The percentage of pyridine `(C_(5)H_(5)N)` that forms pyridinium ion `(C_(5)H_(5)N^(+)H)` in a 0.10 M aqueous pyridine solution (`K_(b)` for `C_(5)H_(5)N=1.7xx10^(-9)`) is

To find the percentage of pyridine that forms pyridinium ion in a 0.10 M aqueous solution, we can follow these steps: ### Step 1: Write the equilibrium reaction The equilibrium reaction for the formation of pyridinium ion from pyridine can be expressed as: \[ \text{C}_5\text{H}_5\text{N} + \text{H}_2\text{O} \rightleftharpoons \text{C}_5\text{H}_5\text{N}^+ + \text{OH}^- \] ### Step 2: Set up the equilibrium expression The base dissociation constant \( K_b \) for this reaction is given by: \[ K_b = \frac{[\text{C}_5\text{H}_5\text{N}^+][\text{OH}^-]}{[\text{C}_5\text{H}_5\text{N}]} \] ### Step 3: Define the initial concentrations and changes Let: - Initial concentration of pyridine, \([C_5H_5N] = 0.10 \, M\) - Change in concentration of pyridine that ionizes to form pyridinium ion = \(x\) At equilibrium: - \([C_5H_5N] = 0.10 - x\) - \([C_5H_5N^+] = x\) - \([\text{OH}^-] = x\) ### Step 4: Substitute into the equilibrium expression Substituting these values into the \( K_b \) expression gives: \[ K_b = \frac{x \cdot x}{0.10 - x} = \frac{x^2}{0.10 - x} \] ### Step 5: Substitute the value of \( K_b \) We know \( K_b = 1.7 \times 10^{-9} \), so we can write: \[ 1.7 \times 10^{-9} = \frac{x^2}{0.10 - x} \] ### Step 6: Make an assumption Since \( K_b \) is very small, we can assume that \( x \) is much smaller than 0.10 M, thus \( 0.10 - x \approx 0.10 \).
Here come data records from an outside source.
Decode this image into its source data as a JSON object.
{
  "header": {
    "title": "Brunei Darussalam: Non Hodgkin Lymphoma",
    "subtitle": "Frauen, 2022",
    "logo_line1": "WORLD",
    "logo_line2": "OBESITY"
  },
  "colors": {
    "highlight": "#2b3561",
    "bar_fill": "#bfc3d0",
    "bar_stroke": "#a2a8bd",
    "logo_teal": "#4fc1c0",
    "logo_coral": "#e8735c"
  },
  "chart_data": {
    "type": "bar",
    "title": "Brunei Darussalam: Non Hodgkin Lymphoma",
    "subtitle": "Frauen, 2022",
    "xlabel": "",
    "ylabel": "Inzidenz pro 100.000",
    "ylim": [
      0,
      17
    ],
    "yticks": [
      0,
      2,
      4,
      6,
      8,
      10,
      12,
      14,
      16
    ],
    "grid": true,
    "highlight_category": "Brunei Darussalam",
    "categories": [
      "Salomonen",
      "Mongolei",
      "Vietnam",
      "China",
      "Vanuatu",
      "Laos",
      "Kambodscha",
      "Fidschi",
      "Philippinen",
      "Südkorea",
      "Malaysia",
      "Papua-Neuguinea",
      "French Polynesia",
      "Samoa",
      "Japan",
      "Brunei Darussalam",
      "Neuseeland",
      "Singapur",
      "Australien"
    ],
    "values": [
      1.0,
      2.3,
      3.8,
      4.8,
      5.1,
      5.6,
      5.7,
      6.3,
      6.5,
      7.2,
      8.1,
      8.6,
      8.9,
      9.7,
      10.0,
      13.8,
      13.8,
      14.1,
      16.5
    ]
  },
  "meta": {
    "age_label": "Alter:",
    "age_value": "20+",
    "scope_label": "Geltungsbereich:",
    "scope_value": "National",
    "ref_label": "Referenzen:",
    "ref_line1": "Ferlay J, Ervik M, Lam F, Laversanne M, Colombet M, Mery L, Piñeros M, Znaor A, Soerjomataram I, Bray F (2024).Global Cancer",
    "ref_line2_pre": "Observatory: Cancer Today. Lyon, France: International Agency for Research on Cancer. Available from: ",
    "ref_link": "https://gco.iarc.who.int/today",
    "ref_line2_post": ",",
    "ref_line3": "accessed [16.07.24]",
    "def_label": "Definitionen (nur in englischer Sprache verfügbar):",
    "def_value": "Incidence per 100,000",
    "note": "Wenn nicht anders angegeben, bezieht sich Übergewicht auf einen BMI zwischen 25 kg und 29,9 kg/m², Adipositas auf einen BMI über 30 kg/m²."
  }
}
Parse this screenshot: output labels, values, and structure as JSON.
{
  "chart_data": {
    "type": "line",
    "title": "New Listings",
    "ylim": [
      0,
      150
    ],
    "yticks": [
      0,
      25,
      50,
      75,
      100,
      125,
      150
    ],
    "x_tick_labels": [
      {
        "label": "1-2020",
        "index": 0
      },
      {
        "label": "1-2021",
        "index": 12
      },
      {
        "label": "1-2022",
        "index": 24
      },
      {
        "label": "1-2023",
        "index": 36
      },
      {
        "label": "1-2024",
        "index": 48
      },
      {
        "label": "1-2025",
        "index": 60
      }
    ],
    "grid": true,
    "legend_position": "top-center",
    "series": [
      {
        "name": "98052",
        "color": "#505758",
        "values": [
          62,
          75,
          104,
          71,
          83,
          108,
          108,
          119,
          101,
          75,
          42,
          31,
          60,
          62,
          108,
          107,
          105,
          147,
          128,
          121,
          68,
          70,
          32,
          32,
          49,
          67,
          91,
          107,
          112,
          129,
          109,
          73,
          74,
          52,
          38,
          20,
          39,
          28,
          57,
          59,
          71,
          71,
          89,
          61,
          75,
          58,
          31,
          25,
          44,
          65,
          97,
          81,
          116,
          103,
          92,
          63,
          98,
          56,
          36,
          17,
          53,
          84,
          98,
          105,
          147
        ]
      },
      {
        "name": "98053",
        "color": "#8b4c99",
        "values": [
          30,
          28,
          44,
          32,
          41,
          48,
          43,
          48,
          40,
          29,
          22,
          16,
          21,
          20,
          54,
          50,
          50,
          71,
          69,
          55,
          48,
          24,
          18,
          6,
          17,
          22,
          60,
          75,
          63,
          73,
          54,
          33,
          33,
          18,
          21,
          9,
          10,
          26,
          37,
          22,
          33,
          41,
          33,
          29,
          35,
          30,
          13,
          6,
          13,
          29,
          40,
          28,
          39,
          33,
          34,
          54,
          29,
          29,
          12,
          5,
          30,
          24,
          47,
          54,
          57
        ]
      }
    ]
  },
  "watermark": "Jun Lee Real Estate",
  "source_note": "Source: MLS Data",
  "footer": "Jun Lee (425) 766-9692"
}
This simplifies our equation to: \[ 1.7 \times 10^{-9} = \frac{x^2}{0.10} \] ### Step 7: Solve for \( x \) Rearranging gives: \[ x^2 = 1.7 \times 10^{-9} \times 0.10 \] \[ x^2 = 1.7 \times 10^{-10} \] \[ x = \sqrt{1.7 \times 10^{-10}} \] \[ x \approx 1.303 \times 10^{-5} \, M \] ### Step 8: Calculate the percentage of pyridine that ionizes The percentage of pyridine that forms pyridinium ion is given by: \[ \text{Percentage} = \left( \frac{x}{0.10} \right) \times 100 \] \[ \text{Percentage} = \left( \frac{1.303 \times 10^{-5}}{0.10} \right) \times 100 \] \[ \text{Percentage} \approx 0.01303\% \] ### Final Answer The percentage of pyridine that forms pyridinium ion in a 0.10 M aqueous solution is approximately **0.01303%**.